A Reflection for II Sunday of Easter All Saints’ Episcopal, Southern Shores, NC April 23, 2017 Thomas E. Wilson, Rector
Thomas’ Defense
Let me start off with a quote from Frederick Buechner; The Face of Jesus;
The earliest reference to the Resurrection is Saint Paul's, and he makes no mention of an empty tomb at all. But the fact of the matter is that in a way it hardly matters how the body of Jesus came to be missing because in the last analysis what convinced the people that he had risen from the dead was not the absence of his corpse but his living presence. And so it has been ever since. 

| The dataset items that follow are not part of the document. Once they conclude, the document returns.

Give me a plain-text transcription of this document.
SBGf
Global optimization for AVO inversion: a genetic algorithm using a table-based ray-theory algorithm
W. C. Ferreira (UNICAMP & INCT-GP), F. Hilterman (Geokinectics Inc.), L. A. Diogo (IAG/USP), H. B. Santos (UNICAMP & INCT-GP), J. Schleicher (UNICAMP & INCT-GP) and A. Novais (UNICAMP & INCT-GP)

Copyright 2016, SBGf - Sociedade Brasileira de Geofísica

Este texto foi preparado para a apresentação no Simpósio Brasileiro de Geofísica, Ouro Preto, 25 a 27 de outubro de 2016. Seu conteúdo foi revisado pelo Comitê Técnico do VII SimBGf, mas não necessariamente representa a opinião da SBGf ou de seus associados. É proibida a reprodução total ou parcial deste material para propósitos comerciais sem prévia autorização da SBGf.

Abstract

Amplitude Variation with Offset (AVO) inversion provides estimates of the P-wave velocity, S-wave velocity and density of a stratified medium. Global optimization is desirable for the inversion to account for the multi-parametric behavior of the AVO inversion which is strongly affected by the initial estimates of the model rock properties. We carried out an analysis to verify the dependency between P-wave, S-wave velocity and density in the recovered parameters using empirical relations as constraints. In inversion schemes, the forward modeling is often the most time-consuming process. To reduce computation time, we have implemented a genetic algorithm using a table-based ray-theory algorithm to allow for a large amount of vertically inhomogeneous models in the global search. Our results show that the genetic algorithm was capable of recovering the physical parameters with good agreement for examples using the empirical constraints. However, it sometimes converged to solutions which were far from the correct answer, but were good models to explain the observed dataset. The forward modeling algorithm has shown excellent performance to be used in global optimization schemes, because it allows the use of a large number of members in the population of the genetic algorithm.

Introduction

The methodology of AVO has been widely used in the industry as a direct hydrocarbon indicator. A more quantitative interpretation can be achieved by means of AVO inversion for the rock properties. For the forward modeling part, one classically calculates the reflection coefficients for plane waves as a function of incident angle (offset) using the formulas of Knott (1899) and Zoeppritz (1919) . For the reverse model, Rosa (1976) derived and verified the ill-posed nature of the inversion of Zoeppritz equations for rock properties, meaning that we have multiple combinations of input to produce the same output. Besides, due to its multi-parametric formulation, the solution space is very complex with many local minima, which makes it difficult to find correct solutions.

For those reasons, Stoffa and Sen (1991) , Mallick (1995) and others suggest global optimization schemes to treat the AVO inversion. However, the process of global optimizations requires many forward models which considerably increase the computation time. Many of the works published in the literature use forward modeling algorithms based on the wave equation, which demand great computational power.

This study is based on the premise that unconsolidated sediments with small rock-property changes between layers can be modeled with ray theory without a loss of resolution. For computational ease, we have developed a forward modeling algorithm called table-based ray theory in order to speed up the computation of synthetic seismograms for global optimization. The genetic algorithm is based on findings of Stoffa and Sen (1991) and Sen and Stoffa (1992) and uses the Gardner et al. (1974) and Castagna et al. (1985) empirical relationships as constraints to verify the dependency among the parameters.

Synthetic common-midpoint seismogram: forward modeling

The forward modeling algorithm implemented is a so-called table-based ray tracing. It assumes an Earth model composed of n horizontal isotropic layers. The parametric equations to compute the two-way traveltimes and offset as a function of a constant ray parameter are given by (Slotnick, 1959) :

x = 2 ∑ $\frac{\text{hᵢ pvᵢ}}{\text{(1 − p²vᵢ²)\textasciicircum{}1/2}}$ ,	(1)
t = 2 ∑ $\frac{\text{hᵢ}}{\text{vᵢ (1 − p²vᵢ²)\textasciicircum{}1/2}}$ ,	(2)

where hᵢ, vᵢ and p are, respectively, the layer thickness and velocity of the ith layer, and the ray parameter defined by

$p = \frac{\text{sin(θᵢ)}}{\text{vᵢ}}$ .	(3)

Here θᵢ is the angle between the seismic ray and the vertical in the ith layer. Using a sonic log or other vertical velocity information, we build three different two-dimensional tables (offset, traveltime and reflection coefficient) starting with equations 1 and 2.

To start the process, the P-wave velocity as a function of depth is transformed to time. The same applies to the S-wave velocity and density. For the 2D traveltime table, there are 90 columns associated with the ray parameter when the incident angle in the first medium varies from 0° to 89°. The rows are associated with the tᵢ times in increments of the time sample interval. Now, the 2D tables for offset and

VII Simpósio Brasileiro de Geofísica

Let’s use that quote to approach the Doubting Thomas story differently from its usual point that you need to banish doubt. Thomas had doubt; but so what? We all have doubt, for doubt is the shadow of faith. Without a shadow, everything is one-dimensional. Shadows give depth, allowing one-dimensional ideas to come to three-dimensional life. It is like weightlifting. Muscles are developed by adding weight and resistance which brings about growth. It is like study - the only way to learn is to admit I do not know. In life, the only way we are able to enter into healing is when we first admit that we are powerless. Faith grows in the struggle with doubt. Doubt is not the enemy, it is the opportunity to grow deeper in faith. I admit to having doubt only on days that end in the letter “Y”, for each day I enter into the wonderful struggle to find awe in all of creation, to find the living presence of God in my life or, as the writer of the passage from 1st Peter for today thanks God, “a new birth into a living hope through the resurrection.” Each day I am like the father of the child possessed by a demon in Marks Gospel who cries out, “Lord I believe, help my unbelief!” Doubt moves faith from an intellectual assent to some theological principles to the fullness of life where faith is acted out in life, or as the Psalmist for today sings, “You will show me the path of life, in your presence there is fullness of joy, and in your right hand are pleasures for evermore.”

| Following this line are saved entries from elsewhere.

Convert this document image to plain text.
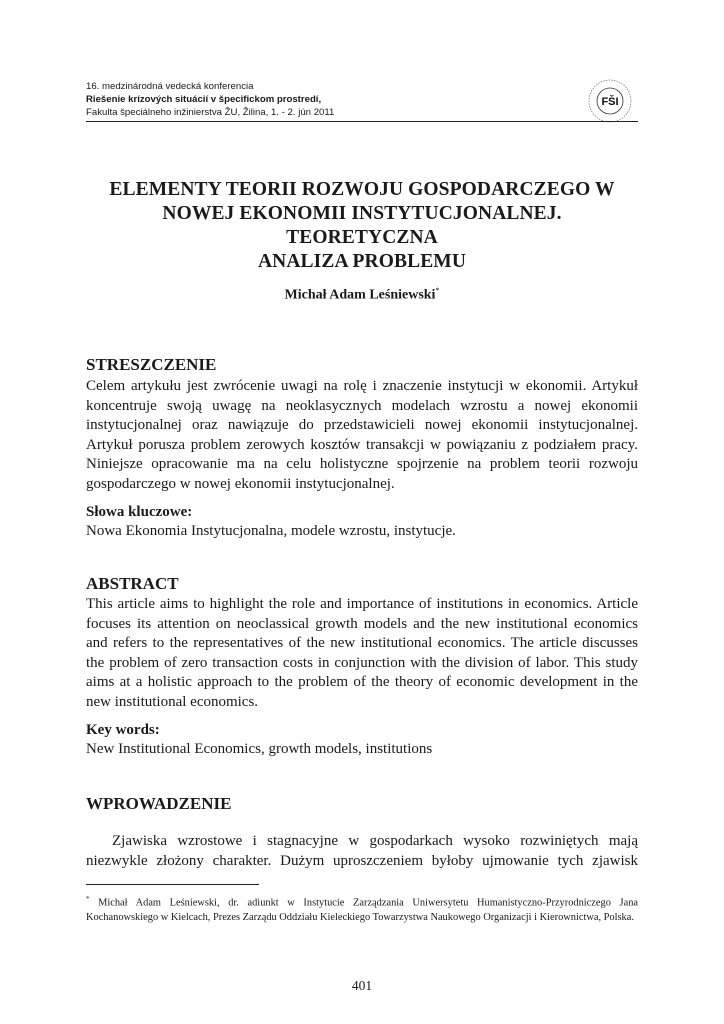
16. medzinárodná vedecká konferencia
Riešenie krízových situácií v špecifickom prostredí,
Fakulta špeciálneho inžinierstva ŽU, Žilina, 1. - 2. jún 2011
FŠI
ELEMENTY TEORII ROZWOJU GOSPODARCZEGO W
NOWEJ EKONOMII INSTYTUCJONALNEJ. TEORETYCZNA
ANALIZA PROBLEMU
Michał Adam Leśniewski*
STRESZCZENIE
Celem artykułu jest zwrócenie uwagi na rolę i znaczenie instytucji w ekonomii. Artykuł koncentruje swoją uwagę na neoklasycznych modelach wzrostu a nowej ekonomii instytucjonalnej oraz nawiązuje do przedstawicieli nowej ekonomii instytucjonalnej. Artykuł porusza problem zerowych kosztów transakcji w powiązaniu z podziałem pracy. Niniejsze opracowanie ma na celu holistyczne spojrzenie na problem teorii rozwoju gospodarczego w nowej ekonomii instytucjonalnej.
Słowa kluczowe:
Nowa Ekonomia Instytucjonalna, modele wzrostu, instytucje.
ABSTRACT
This article aims to highlight the role and importance of institutions in economics. Article focuses its attention on neoclassical growth models and the new institutional economics and refers to the representatives of the new institutional economics. The article discusses the problem of zero transaction costs in conjunction with the division of labor. This study aims at a holistic approach to the problem of the theory of economic development in the new institutional economics.
Key words:
New Institutional Economics, growth models, institutions
WPROWADZENIE
Zjawiska wzrostowe i stagnacyjne w gospodarkach wysoko rozwiniętych mają niezwykle złożony charakter. Dużym uproszczeniem byłoby ujmowanie tych zjawisk
* Michał Adam Leśniewski, dr. adiunkt w Instytucie Zarządzania Uniwersytetu Humanistyczno-Przyrodniczego Jana Kochanowskiego w Kielcach, Prezes Zarządu Oddziału Kieleckiego Towarzystwa Naukowego Organizacji i Kierownictwa, Polska.
401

You know the story. Thomas has a previous engagement – he’s probably in hiding - and misses the first meeting of the Disciples. In that meeting, Christ Jesus shows up and the Disciples marvel at the event. The boys look up to Thomas and tell him that he really missed something for the body of Jesus appeared in the room, where the doors were locked out of fear of the authorities. Thomas says, “Boys, you have got it wrong. I am not interested in a body, I want the wounds.” 
 
I tend to have an affinity with the disciple Thomas, and as I meditated on him, I think Thomas had been mourning while in hiding, lamenting the death of his friend and his own cowardice, but more importantly, a lack of meaning in his life. “Who am I without my purpose, my mission?” He had been with Jesus for years, and he understood that this man Jesus had God’s presence in him and Jesus’ mission had been to show that God was present in all the brokenness of this world. God, through Jesus with the Spirit of the creative energy of God within him, was redeeming all things, giving life to the dead, and entering into the wounds of the world to bring about healing.

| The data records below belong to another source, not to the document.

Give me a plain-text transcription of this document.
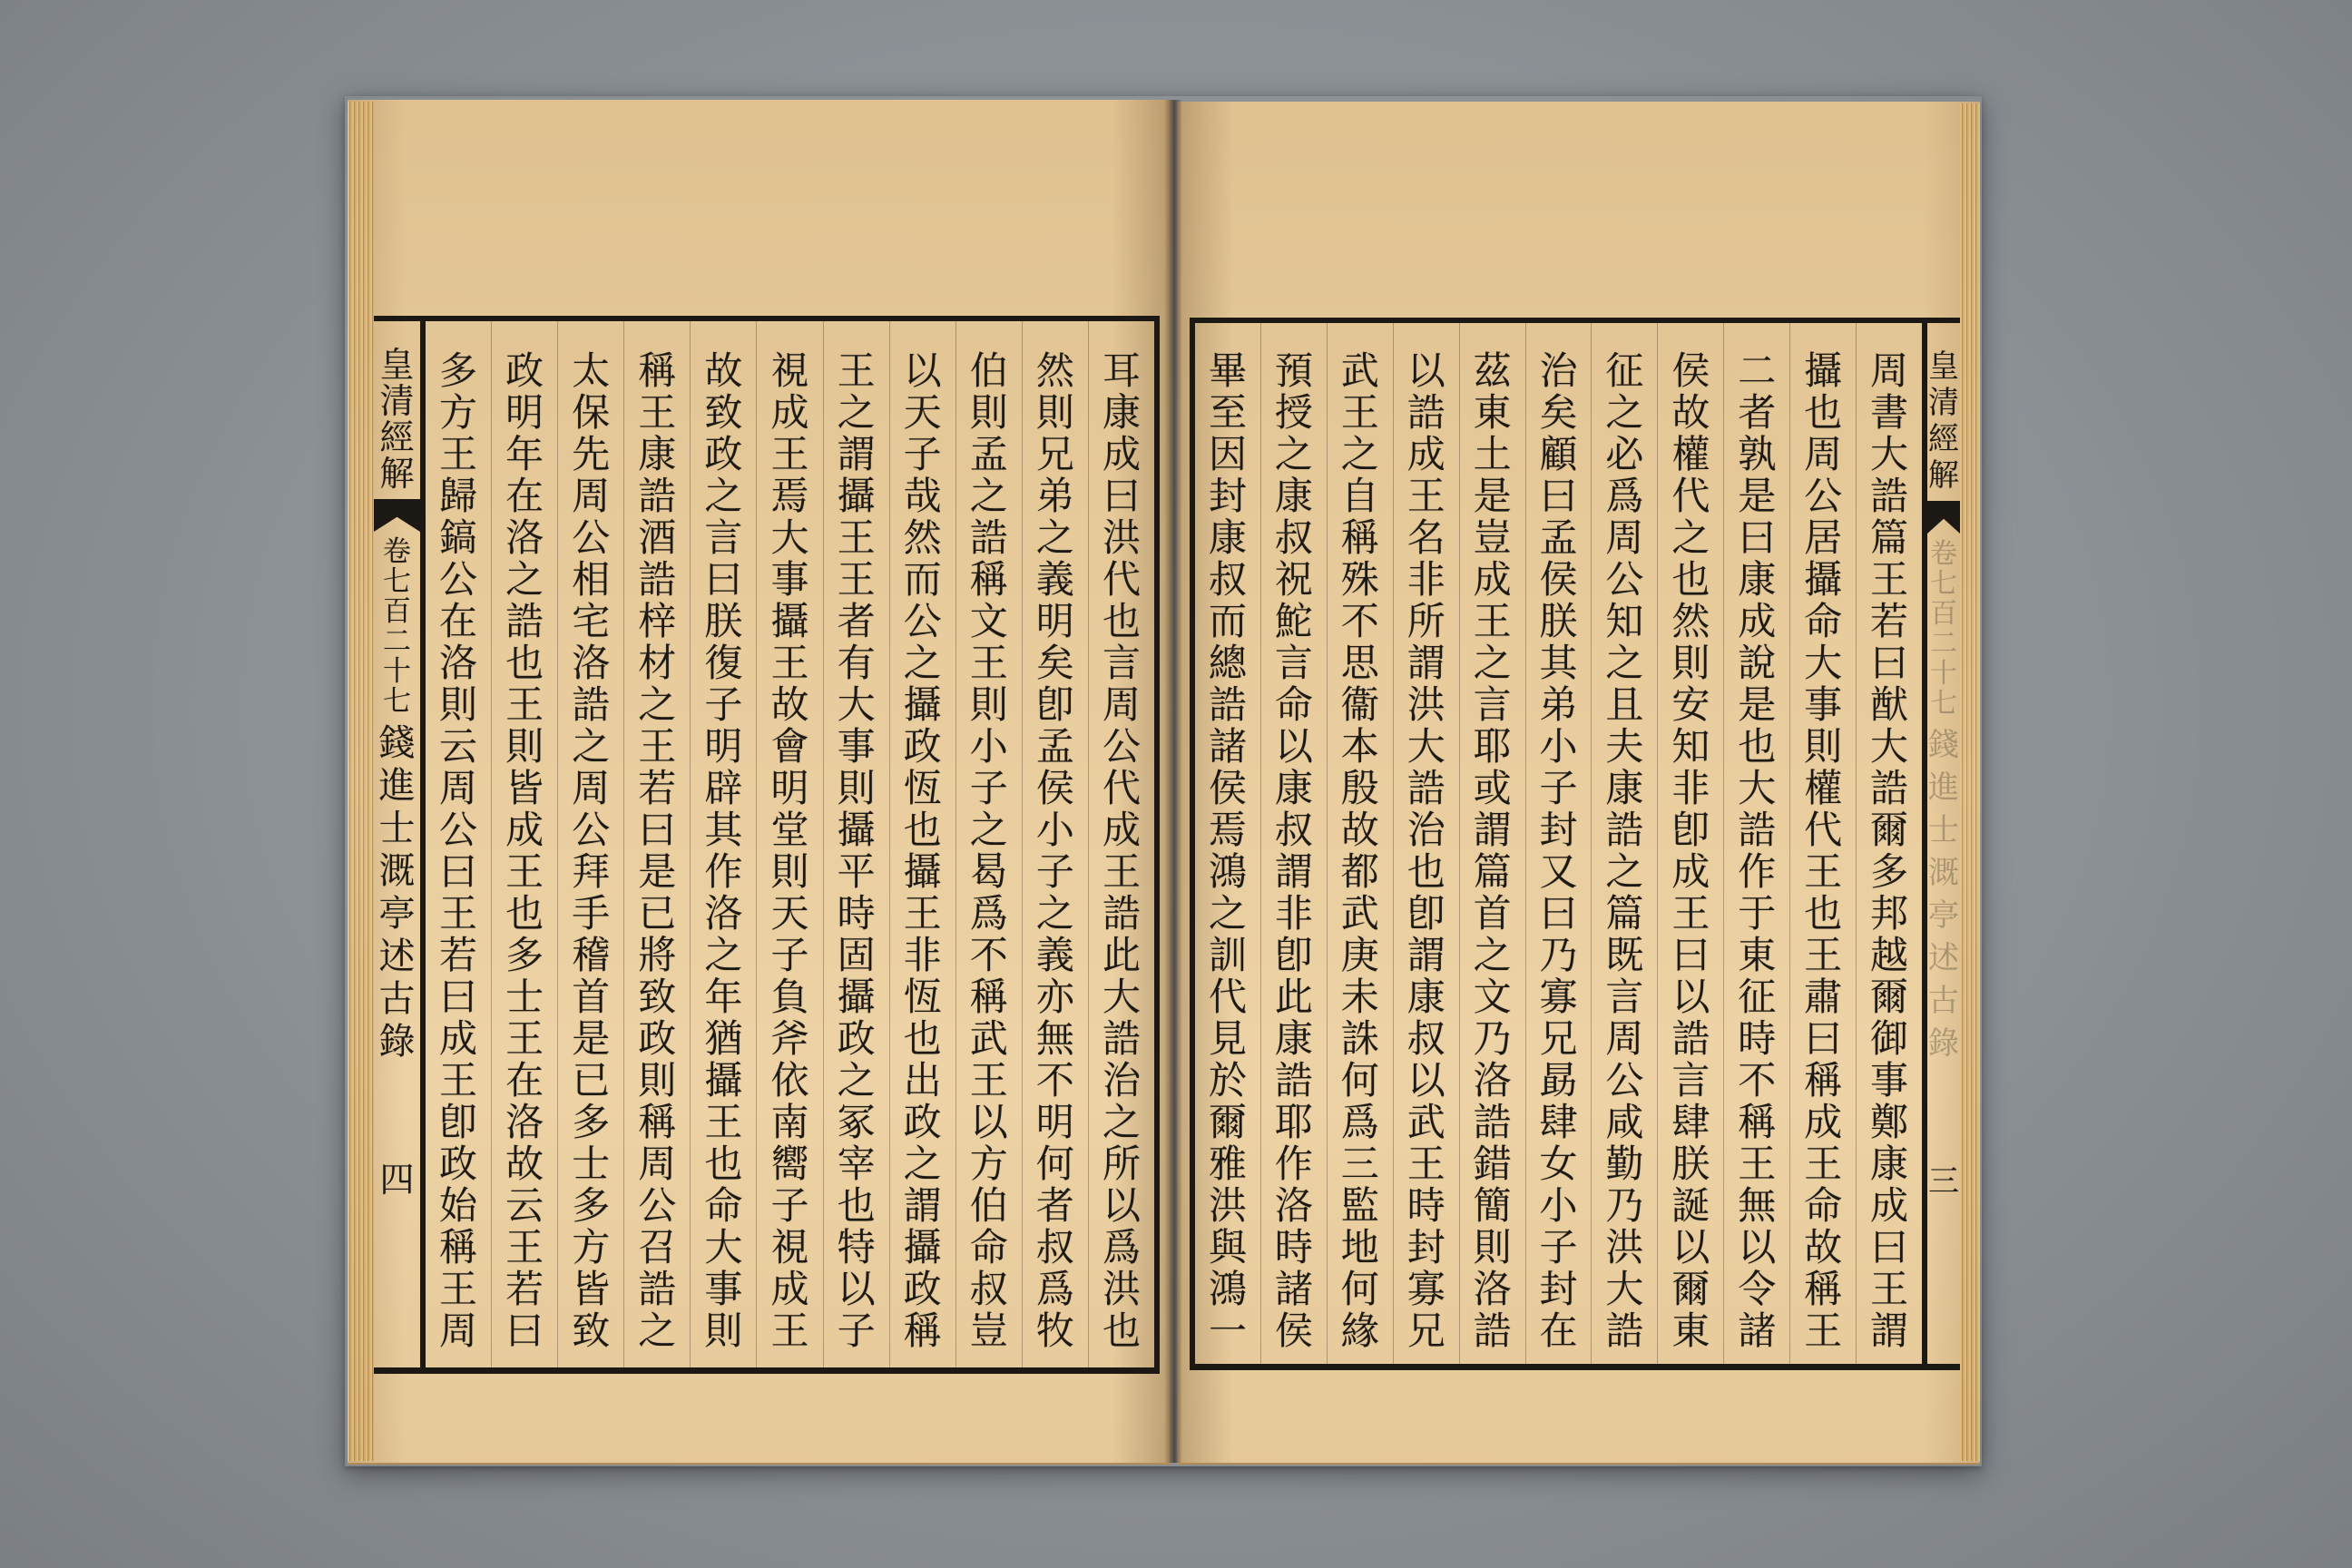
皇
清
經
解
卷
七
百
二
十
七
錢
進
士
溉
亭
述
古
錄
四
耳
康
成
曰
洪
代
也
言
周
公
代
成
王
誥
此
大
誥
治
之
所
以
爲
洪
也
然
則
兄
弟
之
義
明
矣
卽
孟
侯
小
子
之
義
亦
無
不
明
何
者
叔
爲
牧
伯
則
孟
之
誥
稱
文
王
則
小
子
之
曷
爲
不
稱
武
王
以
方
伯
命
叔
豈
以
天
子
哉
然
而
公
之
攝
政
恆
也
攝
王
非
恆
也
出
政
之
謂
攝
政
稱
王
之
謂
攝
王
王
者
有
大
事
則
攝
平
時
固
攝
政
之
冢
宰
也
特
以
子
視
成
王
焉
大
事
攝
王
故
會
明
堂
則
天
子
負
斧
依
南
嚮
子
視
成
王
故
致
政
之
言
曰
朕
復
子
明
辟
其
作
洛
之
年
猶
攝
王
也
命
大
事
則
稱
王
康
誥
酒
誥
梓
材
之
王
若
曰
是
已
將
致
政
則
稱
周
公
召
誥
之
太
保
先
周
公
相
宅
洛
誥
之
周
公
拜
手
稽
首
是
已
多
士
多
方
皆
致
政
明
年
在
洛
之
誥
也
王
則
皆
成
王
也
多
士
王
在
洛
故
云
王
若
曰
多
方
王
歸
鎬
公
在
洛
則
云
周
公
曰
王
若
曰
成
王
卽
政
始
稱
王
周
皇
清
經
解
卷
七
百
二
十
七
錢
進
士
溉
亭
述
古
錄
三
周
書
大
誥
篇
王
若
曰
猷
大
誥
爾
多
邦
越
爾
御
事
鄭
康
成
曰
王
謂
攝
也
周
公
居
攝
命
大
事
則
權
代
王
也
王
肅
曰
稱
成
王
命
故
稱
王
二
者
孰
是
曰
康
成
說
是
也
大
誥
作
于
東
征
時
不
稱
王
無
以
令
諸
侯
故
權
代
之
也
然
則
安
知
非
卽
成
王
曰
以
誥
言
肆
朕
誕
以
爾
東
征
之
必
爲
周
公
知
之
且
夫
康
誥
之
篇
既
言
周
公
咸
勤
乃
洪
大
誥
治
矣
顧
曰
孟
侯
朕
其
弟
小
子
封
又
曰
乃
寡
兄
勗
肆
女
小
子
封
在
茲
東
土
是
豈
成
王
之
言
耶
或
謂
篇
首
之
文
乃
洛
誥
錯
簡
則
洛
誥
以
誥
成
王
名
非
所
謂
洪
大
誥
治
也
卽
謂
康
叔
以
武
王
時
封
寡
兄
武
王
之
自
稱
殊
不
思
衞
本
殷
故
都
武
庚
未
誅
何
爲
三
監
地
何
緣
預
授
之
康
叔
祝
鮀
言
命
以
康
叔
謂
非
卽
此
康
誥
耶
作
洛
時
諸
侯
畢
至
因
封
康
叔
而
總
誥
諸
侯
焉
鴻
之
訓
代
見
於
爾
雅
洪
與
鴻
一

When Thomas comes to the next meeting, he puts his fingers and hands into the wounds and claims his meaning in life again. As a follower of this Risen Lord, he is not just to sit in locked rooms ruled by fear but to take his hands which have been blessed by the living presence of Christ and touch the wounds of the world to bring about the healing in which God calls us to be involved - do justice, love mercy, and walk humbly with our God.

Thomas is a symbol of the church, the living presence of God, that refuses to hide in buildings but agrees to go out into the world to bring to a deeper reality the presence of God to our own wounds and to our brothers and sisters in God.

Today we are taking some time for some good friends to share how they expand their own agendas to be icons of Thomas into this broken world, to convince people of the living presence of Christ. We will also distribute the proceeds of the All Saints After Dark proceeds to help our friends who join with us in mission to bring healing of mind, body, and spirit in our community.

Thomas’ Defense
I have to touch the wounded hands
place my hand into his wounded side
not denying death or prove he is alive
or claim membership in religious bands
but I touch him to enter fully into my life
accepting my complicity in our betrayal
when the world’s pain was in our denial
when we dismissed a vulnerability of life
overlooking preciousness in each moment.
He entered into all facets of life’s messes
placing hands in/on wounds as he blesses,
redeeming all things as part of at-one-ment.
Let me follow him with hands inside placing
entering as he into world’s wounds embracing.